Looking glass, 18th century, England
The following essay is from the 1989 publication: American Furniture in the Bybee Collection, by Charles L. Venable.
Large flat sheets of plate glass were not produced in America until the 19th century. Consequently, wealthy American who wished to furnish their houses with looking glasses had to import them from Europe. Although many of the looking glasses used in colonial America came from England, glasses from northen Europe were sometimes imported as well. Furthermore, unframed (or simply framed) glass plates were often imported into the colonies and framed by American frame makers.
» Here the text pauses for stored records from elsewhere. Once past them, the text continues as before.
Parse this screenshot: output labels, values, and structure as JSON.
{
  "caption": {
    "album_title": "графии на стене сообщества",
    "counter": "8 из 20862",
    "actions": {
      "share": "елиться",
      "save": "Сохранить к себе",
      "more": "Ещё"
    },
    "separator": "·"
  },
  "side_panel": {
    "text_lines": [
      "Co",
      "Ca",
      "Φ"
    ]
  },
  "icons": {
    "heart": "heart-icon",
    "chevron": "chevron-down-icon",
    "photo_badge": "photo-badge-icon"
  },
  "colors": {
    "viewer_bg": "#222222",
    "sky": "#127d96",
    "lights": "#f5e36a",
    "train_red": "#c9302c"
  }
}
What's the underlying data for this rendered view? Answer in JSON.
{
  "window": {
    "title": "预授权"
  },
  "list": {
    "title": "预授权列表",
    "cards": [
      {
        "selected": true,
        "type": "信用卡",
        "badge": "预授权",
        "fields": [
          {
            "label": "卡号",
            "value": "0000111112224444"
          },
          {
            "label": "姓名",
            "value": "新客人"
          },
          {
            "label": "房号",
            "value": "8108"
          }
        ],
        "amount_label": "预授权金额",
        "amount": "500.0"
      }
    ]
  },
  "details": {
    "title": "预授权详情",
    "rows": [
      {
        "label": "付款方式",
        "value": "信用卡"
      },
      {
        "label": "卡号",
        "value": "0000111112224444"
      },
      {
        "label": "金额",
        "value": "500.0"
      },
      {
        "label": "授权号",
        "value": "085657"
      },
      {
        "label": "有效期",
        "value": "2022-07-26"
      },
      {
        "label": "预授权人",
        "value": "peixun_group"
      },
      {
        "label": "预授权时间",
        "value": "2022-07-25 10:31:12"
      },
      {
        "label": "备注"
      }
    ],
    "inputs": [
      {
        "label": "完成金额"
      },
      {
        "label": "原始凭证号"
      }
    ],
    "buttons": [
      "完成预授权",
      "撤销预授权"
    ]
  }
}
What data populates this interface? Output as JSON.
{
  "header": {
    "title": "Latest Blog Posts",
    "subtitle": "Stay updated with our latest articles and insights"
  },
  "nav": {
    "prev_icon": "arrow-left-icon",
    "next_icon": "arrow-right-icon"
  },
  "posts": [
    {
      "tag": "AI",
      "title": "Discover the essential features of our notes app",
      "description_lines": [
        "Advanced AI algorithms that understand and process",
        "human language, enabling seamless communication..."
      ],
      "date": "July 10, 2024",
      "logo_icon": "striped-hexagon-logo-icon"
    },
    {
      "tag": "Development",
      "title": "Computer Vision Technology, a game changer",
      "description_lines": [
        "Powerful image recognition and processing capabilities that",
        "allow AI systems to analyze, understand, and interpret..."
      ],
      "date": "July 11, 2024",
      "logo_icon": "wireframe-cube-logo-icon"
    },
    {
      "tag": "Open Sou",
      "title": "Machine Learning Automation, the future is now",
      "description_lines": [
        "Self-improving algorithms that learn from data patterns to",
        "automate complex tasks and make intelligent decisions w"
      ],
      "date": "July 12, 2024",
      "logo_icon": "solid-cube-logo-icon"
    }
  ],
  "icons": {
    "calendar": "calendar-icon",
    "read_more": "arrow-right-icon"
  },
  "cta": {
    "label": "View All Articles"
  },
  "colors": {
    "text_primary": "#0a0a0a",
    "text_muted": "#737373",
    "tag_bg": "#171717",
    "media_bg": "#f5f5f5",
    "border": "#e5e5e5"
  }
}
This particular example was made in England and shipped to the colonies. Its vertical proportions, scrolled and gilt decoration, and two-part glass are all typical of middle-level English work of the mid 18th century. Also, the use of European walnut veneer and spruce in this glass is characteristic of English work. What is especially interesting about this particular example, however, is the use of yellow poplar for the top and bottom gilt ornaments. At present it is believed that yellow poplar was not exported to England, as was black walnut and eastern white pine. However, the presence of period decoration carved from yellow poplar on an English looking glass suggests that this wood may in fact have been sent to England, if only in limited quantities. It is also possible that this glass was sent to the colonies without top and bottom ornaments and that these were added by an Amerian carver. Certainly, American towns like Philadelphia, New York, and Boston had numerous carvers capable of executing such rococo elements, as well as a mercantile class anxious to proclaim their success and status through opulent furnishings.
Charles L. Venable, American Furniture in the Bybee Collection, (Austin, TX: University of Texas Press, published in association with the Dallas Museum of Art, 1989), 55.